Sou filho de uma ditadura de um mundo dividido entre dois polos, comunismo e capitalismo. Quando nasci em 1978 no Brasil, já estavam preparando a anistia. Em 1985 foi o fim da ditadura no nosso país, com a vitória das diretas. Na redemocratização nosso primeiro presidente eleito foi o Fernando Collor, que saqueou a poupança do povo e foi impeachmado depois. Após veio seu vice, Itamar Franco, e depois eleito o Fernando Henrrique Cardozo. FHC controlou a inflação criando a moeda Real, mas entregou as estatais ao capital estrangeiro. Em 2002 o Lula foi eleito, daí seguiram 13 anos de desenvolvimento e consequente diminuição das desiqualdades pela primeira vez desde o meu nascimento. Tudo isso sem mexer nos privilégios das classes dominantes. Dai veio a descoberta do Prê-sal, a maior reserva de petróleo das últimas décadas. Ouve um golpe para tirar a sucessora do Lula do governo, Dilma Roussef. E estão fazendo de tudo para roubar o nosso petróleo e perdermos a chance de nos tornar um país

Intocado olhar- Renê Paulauskas

Você que era tão real se desfez. Virou água, pó, fumaça. Do sonho de encontrá-la sobrou somente seu olhar. E quanto mais real, mais distante fica sua face. Intocado olhar.

Cola- Renê Paulauskas

As coisas fixam em mim o tempo todo. Ficam horas, dias, anos. Devo ter uma cola que gruda tudo. Ideias, imagens, sensações. Queria ser liso, que tudo escorregasse sobre mim como água.
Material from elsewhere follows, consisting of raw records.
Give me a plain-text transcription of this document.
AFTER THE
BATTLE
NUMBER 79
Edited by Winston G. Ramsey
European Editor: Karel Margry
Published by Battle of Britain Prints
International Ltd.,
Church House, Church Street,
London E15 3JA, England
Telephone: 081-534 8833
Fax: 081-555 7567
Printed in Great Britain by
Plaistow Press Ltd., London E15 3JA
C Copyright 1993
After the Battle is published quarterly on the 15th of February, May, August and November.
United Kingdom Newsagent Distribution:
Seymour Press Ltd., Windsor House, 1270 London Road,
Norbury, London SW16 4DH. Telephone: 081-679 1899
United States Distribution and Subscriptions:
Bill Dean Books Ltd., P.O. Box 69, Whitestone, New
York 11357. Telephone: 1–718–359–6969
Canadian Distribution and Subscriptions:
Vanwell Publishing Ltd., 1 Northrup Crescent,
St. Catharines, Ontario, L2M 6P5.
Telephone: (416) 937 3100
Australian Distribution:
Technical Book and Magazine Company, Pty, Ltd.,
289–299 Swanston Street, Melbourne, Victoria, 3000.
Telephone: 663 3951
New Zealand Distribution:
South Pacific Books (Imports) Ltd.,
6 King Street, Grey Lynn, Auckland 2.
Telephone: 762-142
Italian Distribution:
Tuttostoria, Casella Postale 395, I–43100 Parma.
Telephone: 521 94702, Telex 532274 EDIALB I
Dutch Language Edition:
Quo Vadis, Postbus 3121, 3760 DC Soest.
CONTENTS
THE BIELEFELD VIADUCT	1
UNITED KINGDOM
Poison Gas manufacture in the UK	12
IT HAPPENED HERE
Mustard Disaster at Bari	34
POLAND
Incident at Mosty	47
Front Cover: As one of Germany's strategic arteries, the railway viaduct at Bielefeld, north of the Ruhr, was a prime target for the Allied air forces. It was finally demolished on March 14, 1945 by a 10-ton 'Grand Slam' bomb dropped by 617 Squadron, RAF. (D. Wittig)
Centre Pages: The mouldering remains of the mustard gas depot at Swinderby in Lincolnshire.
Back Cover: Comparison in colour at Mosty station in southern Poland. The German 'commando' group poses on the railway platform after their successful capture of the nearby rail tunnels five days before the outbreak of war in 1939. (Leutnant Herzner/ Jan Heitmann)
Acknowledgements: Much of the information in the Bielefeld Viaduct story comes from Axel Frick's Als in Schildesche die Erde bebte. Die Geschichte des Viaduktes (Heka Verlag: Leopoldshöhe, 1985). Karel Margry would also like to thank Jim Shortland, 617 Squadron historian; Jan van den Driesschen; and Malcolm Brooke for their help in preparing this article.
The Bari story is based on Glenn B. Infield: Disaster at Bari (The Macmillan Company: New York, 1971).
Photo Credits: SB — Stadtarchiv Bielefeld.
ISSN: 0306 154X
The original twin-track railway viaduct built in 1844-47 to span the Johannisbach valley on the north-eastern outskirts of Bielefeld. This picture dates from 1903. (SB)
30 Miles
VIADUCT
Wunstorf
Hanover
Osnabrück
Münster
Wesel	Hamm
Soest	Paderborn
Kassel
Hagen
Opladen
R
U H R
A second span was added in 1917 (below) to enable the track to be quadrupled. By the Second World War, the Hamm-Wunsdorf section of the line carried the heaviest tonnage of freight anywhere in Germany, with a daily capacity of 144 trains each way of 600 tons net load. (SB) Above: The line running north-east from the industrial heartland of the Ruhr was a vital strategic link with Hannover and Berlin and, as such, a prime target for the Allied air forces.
Sutil mundo cão- Renê Paulauskas

Loucura mesclada com premonição, loucura. Ideias insensatas para um mundo insensato. Injusto, governado pelos que não tem coração, psicopatas. No meio das incertezas, rastejo. Ansiedade desgovernada. Sutil mundo cão.

Silêncio- Renê Paulauskas

A mensagem afundou com a garrafa no fundo do mar. No meio do silêncio do oceano se decompos. Comida pelos peixes, esquecida, nunca lida. Quem diria que minha mensagem serveria de alimento no fundo do mar.

Dominadoras- Renê Paulauskas

Mulhetes dominadoras são diferentes de homens dominadores. Um pouco mais sutis exigem fidelidade e consulta sobre todas as decisões relacionadas ao casal. Odeiam não serem consultadas e pegas desprevenidas em situações que não concordam. Lembro bem da cara da minha ex mulher ao eu levar um colega caricaturista para passar uma noite em casa no dia em que seu apartamento pegou fogo. Ou até de uma ex namorada que quando me viu conversando com alguns amigos no lugar em que tínhamos marcado encontro não teve vergonha em fazer cara feia ou reclamar comigo depois.

Aprendi?- Renê Paulauskas

Aprendi. Aprendi que nesse mundo não adianta forçar as coisas. Não se força o amor, nem amizade, melhor mesmo é não forçar nada. As coisas tem um ritmo certo pra acontecer, muito mais lento e também dinâmico. Os acontecimentos se encaixam em acasos, os desencontros se perdem no tempo. A vida se encarrega de trazer o fruto e de levar as sobras. Mesmo sedentos, a vida dá um jeito.